Fancy a spot of shopping? At the route’s northernmost point is the House of Bruar, Scotland’s leading country clothing specialist. Browse the merino and cashmere knitwear and don’t miss the food hall, which sells wonderful hampers stocked with the likes of smoked salmon and venison, Strathdon blue cheese and wild boar pâté. 

It’s also worth making time for Blair Castle. Tours of this whitewashed and turreted ancient stronghold take in the Scottish baronial architecture and tell the story of the Atholl family over seven centuries. Highlights include the wood-panelled entrance hall and timber-roofed ballroom, while the surrounding parkland is ripe for a stroll, spotting Highland cattle, red squirrels and peacocks along the way.

Loch Tummel as viewed from Queen’s View in Tayside. Credit: Nagelestock.com/Alamy

Your next stop is south at the Queen’s View on Loch Tummel, one of Scotland’s finest viewpoints. You’ll gaze out along the water towards Schiehallion, a beautifully conical mountain popular with hikers, and can take a short walk through the unspoiled woodland.

Save some energy though for the circular one-and-a-half-mile walk on the outskirts of nearby Aberfeldy to see the Birks of Aberfeldy. Immortalised in Robert Burns’ 1787 poem, the birks (from the Scots for birch trees) lead out to the Falls of Moness, a ribbon of raging white water that thunders down the Moness gorge and is at its best in the cool, rainy days of autumn.

From here it’s a short drive on to Loch Tay, a magnificent 15-mile stretch of dark water that is one of the deepest lochs in Scotland. Visit the Scottish Crannog Centre at Kenmore and you’ll walk out over the water to an authentic recreation of an Iron Age loch dwelling. Enthusiastic guides lead tours of the crannog, a roundhouse made from timber, before demonstrating ancient crafts and primitive fire making.

The westernmost section of the Heart 200 runs through Loch Lomond and the Trossachs National Park, a glorious area of sleepy wooded glens and rumpled hills. The highlight of a visit is a boat trip out from Trossachs Pier on the 120-year-old Sir Walter Scott steamship. Currently being refurbished, it will be sailing again in 2022; in the meantime its sister ship the Lady of the Lake cruises the waters of Loch Katrine, a freshwater loch so beautiful it prompted Scott to write his poem Lady of the Lake in 1810, and is also said to have inspired both Samuel Coleridge and William Wordsworth.

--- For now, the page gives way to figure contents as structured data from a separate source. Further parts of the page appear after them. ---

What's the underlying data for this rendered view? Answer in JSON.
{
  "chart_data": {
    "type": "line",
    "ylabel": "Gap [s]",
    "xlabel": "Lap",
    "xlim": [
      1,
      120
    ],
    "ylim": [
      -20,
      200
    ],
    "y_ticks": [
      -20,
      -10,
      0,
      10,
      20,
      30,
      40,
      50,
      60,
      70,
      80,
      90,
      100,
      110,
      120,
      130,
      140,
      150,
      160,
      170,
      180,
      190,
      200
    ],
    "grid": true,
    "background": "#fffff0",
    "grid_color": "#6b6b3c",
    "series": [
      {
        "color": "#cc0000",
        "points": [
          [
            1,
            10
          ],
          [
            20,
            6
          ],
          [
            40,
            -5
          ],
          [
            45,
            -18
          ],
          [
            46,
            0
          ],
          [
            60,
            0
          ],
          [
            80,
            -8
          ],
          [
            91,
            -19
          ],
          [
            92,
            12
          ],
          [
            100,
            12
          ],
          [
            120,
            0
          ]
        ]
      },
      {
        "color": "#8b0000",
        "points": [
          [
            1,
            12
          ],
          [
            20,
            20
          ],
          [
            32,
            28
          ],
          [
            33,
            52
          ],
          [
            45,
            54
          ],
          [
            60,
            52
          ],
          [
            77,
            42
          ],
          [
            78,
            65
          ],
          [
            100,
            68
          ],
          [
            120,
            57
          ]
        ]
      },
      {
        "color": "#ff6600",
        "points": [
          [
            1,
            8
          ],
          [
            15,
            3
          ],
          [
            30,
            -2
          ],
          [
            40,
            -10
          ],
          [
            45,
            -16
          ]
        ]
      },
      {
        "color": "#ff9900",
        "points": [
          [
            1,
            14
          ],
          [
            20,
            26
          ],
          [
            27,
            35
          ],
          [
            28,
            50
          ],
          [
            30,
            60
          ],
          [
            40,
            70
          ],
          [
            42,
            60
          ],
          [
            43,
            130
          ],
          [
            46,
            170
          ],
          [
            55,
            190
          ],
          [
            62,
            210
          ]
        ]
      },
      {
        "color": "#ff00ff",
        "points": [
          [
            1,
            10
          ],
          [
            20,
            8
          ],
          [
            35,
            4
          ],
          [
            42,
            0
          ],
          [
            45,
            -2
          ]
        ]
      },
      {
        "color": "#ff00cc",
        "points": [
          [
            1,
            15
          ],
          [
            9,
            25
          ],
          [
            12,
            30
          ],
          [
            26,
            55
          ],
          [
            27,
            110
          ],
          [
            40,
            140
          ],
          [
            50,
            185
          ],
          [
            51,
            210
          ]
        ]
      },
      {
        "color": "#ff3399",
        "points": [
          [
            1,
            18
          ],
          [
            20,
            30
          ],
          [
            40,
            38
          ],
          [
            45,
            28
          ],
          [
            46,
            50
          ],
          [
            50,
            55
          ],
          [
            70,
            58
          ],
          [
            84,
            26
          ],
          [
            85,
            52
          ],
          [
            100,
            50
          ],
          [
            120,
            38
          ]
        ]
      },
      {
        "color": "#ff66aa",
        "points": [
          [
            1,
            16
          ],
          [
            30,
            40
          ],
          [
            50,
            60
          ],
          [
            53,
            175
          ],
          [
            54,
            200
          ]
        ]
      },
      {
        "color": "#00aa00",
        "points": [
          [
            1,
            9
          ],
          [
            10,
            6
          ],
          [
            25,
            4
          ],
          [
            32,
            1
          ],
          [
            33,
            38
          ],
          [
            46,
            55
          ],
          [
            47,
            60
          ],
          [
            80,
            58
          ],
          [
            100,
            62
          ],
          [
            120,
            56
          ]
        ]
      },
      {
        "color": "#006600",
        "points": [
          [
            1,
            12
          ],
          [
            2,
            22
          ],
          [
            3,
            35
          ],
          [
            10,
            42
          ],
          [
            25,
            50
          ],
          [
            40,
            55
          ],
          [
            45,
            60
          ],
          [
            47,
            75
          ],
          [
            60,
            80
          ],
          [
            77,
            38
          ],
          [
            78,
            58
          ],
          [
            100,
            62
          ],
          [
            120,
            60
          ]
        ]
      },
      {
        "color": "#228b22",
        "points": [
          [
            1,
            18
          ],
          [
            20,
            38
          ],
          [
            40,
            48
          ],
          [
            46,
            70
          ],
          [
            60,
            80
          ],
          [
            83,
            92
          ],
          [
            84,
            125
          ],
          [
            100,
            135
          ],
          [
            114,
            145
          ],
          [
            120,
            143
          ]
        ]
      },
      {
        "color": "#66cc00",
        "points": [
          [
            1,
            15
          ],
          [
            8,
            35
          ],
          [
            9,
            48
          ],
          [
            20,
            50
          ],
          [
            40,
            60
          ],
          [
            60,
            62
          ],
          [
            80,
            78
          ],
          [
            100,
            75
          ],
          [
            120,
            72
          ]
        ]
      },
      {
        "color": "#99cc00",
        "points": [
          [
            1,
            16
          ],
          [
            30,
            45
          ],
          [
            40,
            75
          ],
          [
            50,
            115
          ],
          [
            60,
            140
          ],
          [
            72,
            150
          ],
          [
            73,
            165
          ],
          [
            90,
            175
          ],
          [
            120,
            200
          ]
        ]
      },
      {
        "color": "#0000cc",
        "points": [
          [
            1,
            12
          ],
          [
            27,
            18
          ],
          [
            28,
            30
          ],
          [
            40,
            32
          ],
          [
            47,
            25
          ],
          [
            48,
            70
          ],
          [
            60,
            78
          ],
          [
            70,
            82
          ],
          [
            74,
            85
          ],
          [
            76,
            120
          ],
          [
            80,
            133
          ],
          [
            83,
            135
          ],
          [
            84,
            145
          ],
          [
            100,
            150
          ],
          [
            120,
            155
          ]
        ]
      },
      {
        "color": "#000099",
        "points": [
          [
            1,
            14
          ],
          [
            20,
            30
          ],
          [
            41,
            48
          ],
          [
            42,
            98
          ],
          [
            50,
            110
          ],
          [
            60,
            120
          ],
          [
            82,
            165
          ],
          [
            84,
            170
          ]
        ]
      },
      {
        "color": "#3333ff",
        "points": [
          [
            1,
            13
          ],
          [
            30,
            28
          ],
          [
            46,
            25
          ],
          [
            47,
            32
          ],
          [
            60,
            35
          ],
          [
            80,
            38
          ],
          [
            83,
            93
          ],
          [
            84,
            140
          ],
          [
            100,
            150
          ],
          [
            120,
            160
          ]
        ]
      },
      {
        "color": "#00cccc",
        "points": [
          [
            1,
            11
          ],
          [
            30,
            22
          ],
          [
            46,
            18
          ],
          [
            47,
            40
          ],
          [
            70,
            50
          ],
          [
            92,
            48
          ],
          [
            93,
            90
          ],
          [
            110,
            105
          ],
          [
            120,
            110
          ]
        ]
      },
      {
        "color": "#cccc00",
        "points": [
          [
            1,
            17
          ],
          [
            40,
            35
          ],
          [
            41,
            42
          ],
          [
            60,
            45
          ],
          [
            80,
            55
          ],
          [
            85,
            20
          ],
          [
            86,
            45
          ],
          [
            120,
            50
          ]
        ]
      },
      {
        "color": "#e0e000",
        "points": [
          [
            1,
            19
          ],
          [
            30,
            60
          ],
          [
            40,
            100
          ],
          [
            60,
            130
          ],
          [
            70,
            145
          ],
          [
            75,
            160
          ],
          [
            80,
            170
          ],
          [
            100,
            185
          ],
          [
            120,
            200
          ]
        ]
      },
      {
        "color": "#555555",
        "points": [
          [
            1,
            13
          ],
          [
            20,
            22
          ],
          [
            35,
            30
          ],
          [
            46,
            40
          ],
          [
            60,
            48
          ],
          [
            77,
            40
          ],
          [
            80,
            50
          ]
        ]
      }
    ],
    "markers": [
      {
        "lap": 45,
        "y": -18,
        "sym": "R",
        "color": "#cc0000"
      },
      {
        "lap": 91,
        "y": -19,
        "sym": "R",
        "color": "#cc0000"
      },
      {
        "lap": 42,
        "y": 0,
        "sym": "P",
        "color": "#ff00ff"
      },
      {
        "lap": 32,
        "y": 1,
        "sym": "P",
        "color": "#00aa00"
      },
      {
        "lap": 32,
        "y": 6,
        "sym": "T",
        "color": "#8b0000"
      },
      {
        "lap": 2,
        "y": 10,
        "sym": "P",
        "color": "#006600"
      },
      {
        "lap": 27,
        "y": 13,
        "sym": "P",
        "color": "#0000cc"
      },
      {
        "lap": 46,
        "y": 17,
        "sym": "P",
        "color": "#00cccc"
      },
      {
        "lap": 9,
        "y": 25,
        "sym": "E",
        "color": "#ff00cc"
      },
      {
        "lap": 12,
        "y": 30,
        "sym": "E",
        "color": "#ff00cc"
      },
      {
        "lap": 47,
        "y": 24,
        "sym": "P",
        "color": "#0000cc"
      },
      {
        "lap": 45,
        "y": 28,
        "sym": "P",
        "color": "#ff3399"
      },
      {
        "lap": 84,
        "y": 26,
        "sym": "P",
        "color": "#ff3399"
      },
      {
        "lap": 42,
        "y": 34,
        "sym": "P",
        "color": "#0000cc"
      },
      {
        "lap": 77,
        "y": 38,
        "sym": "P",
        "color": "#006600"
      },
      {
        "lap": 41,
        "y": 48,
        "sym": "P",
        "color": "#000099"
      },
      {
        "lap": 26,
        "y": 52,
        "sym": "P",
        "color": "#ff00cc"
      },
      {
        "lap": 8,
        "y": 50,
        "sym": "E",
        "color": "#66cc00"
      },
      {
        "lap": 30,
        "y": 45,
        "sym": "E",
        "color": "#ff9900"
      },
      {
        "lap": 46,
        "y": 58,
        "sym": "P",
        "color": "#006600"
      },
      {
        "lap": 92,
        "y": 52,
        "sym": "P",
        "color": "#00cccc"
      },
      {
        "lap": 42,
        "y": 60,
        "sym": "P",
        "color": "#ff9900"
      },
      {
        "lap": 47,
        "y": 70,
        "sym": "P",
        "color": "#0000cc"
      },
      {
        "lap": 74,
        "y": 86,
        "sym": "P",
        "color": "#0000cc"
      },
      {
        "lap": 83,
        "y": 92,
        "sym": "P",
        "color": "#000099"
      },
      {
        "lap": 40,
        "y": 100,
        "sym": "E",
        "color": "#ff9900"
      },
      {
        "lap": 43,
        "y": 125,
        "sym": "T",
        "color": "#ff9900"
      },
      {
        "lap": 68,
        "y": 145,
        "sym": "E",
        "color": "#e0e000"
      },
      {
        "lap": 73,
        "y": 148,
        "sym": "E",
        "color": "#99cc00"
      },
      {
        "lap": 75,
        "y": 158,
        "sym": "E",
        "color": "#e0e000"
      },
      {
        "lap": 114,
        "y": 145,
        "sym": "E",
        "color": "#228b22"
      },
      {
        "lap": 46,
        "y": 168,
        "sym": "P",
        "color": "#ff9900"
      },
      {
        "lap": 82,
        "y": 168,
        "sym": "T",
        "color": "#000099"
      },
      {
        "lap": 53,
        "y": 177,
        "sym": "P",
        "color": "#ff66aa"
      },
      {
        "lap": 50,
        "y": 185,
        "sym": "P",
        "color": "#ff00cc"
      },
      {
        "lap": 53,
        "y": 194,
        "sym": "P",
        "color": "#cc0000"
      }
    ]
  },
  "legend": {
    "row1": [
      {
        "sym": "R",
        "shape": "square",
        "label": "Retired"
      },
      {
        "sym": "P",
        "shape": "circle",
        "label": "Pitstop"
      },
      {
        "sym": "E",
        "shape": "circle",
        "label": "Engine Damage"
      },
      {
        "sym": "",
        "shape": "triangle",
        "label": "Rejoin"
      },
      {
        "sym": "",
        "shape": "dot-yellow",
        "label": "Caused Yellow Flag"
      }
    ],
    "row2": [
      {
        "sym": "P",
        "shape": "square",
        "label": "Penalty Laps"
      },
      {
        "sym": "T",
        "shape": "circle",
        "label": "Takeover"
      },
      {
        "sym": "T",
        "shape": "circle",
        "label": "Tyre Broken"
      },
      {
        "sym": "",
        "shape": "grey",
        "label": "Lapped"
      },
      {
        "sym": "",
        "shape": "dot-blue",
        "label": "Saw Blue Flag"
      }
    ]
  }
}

En route back towards Stirling call in to Argaty Red Kites. Afternoon is the best time to visit, when the rangers feed the birds, bringing hundreds of them down to a low enough level for up-close sightings and photography. You’ll also hear the story of how these magnificent birds were brought back from the brink of extinction in one of the UK’s most successful ever conservation efforts.

Your trip started with an imposing castle and it ends with one too. Doune Castle in the eponymous village has a fantastically well-preserved gatehouse which dates back to the 14th century and has been seen on screen in both Monty Python and the Holy Grail and Outlander – which makes for a unique audio tour you won’t forget in a hurry.